A financial model is a forecasting tool. You put variables into the model, then it gives you back a forecast. It is called a financial model because the model gives back financial forecast. When you plan a business, you have basic assumptions about your operation. These assumptions are the input into the financial model. The model will return the expected result of your business in financial terms.

Let’s suppose that you have a business of selling Kryptonite rings to people who want some form of protection from Superman attack. You know what price to charge to your customers. You also have some approximation about the number of rings you can sell in a given time period. You know the costs of running the business. You put these variables into the model.
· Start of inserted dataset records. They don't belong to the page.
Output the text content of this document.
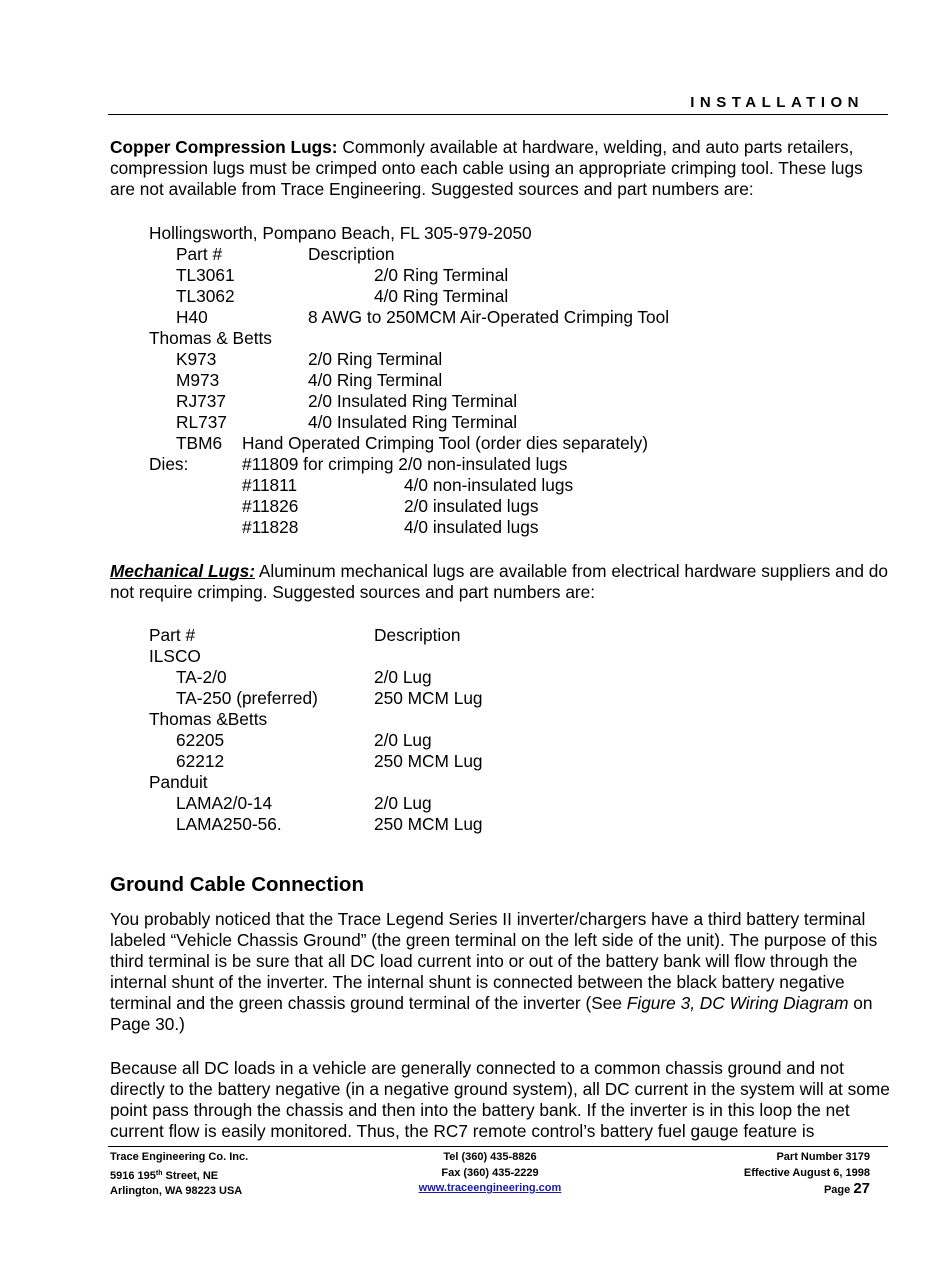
INSTALLATION

Copper Compression Lugs: Commonly available at hardware, welding, and auto parts retailers, compression lugs must be crimped onto each cable using an appropriate crimping tool. These lugs are not available from Trace Engineering. Suggested sources and part numbers are:

Hollingsworth, Pompano Beach, FL 305-979-2050
Part #	Description
TL3061	2/0 Ring Terminal
TL3062	4/0 Ring Terminal
H40	8 AWG to 250MCM Air-Operated Crimping Tool
Thomas & Betts
K973	2/0 Ring Terminal
M973	4/0 Ring Terminal
RJ737	2/0 Insulated Ring Terminal
RL737	4/0 Insulated Ring Terminal
TBM6 Hand Operated Crimping Tool (order dies separately)
Dies:	#11809 for crimping 2/0 non-insulated lugs
#11811	4/0 non-insulated lugs
#11826	2/0 insulated lugs
#11828	4/0 insulated lugs

Mechanical Lugs: Aluminum mechanical lugs are available from electrical hardware suppliers and do not require crimping. Suggested sources and part numbers are:

Part #	Description
ILSCO
TA-2/0	2/0 Lug
TA-250 (preferred)	250 MCM Lug
Thomas &Betts
62205	2/0 Lug
62212	250 MCM Lug
Panduit
LAMA2/0-14	2/0 Lug
LAMA250-56.	250 MCM Lug
Ground Cable Connection

You probably noticed that the Trace Legend Series II inverter/chargers have a third battery terminal labeled “Vehicle Chassis Ground” (the green terminal on the left side of the unit). The purpose of this third terminal is be sure that all DC load current into or out of the battery bank will flow through the internal shunt of the inverter. The internal shunt is connected between the black battery negative terminal and the green chassis ground terminal of the inverter (See Figure 3, DC Wiring Diagram on Page 30.)

Because all DC loads in a vehicle are generally connected to a common chassis ground and not directly to the battery negative (in a negative ground system), all DC current in the system will at some point pass through the chassis and then into the battery bank. If the inverter is in this loop the net current flow is easily monitored. Thus, the RC7 remote control’s battery fuel gauge feature is

Trace Engineering Co. Inc.
5916 195th Street, NE
Arlington, WA 98223 USA
Tel (360) 435-8826
Fax (360) 435-2229
www.traceengineering.com
Part Number 3179
Effective August 6, 1998
Page 27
The model will return the expected result of your business – in financial figures.

Why do you want to have a financial model for your business? There are two very important benefits. First, it will tell you if the business idea is worth the try. If the model says that you will go bankrupt in 6 months, you have to think it over. Either you should find a remedy that will save your business from going down, or you need to scrap the business idea altogether. In most cases, you will be able to find out a way to make your business worth the try, for example, by reducing unnecessary costs or securing more loans.

The second benefit is being able to get better prepared for surprises. Your business won’t fold out as you expected it to, because life isn’t designed that way. Things change. The business environment can change dramatically after a certain amount of time. There are simply too many things that are outside of your control. As a wise businessman, you have tons of “what if” questions. A good financial model will answer these questions.

Let’s suppose that the suppliers of Kryptonite sell the ore at higher prices. You know that your business will be affected in an adverse way, but how much? Your financial model will answer this question. You change the inputs, and you have different results. You can test how much adverse change in variables your business can stand. This is called a stress testing. You are much better prepared if you have plans for several possible scenarios. A good financial model will help you do this.

My advice is this: Go get a good financial model. With a small up-front investment of time and money, it will save you from many surprises in the future.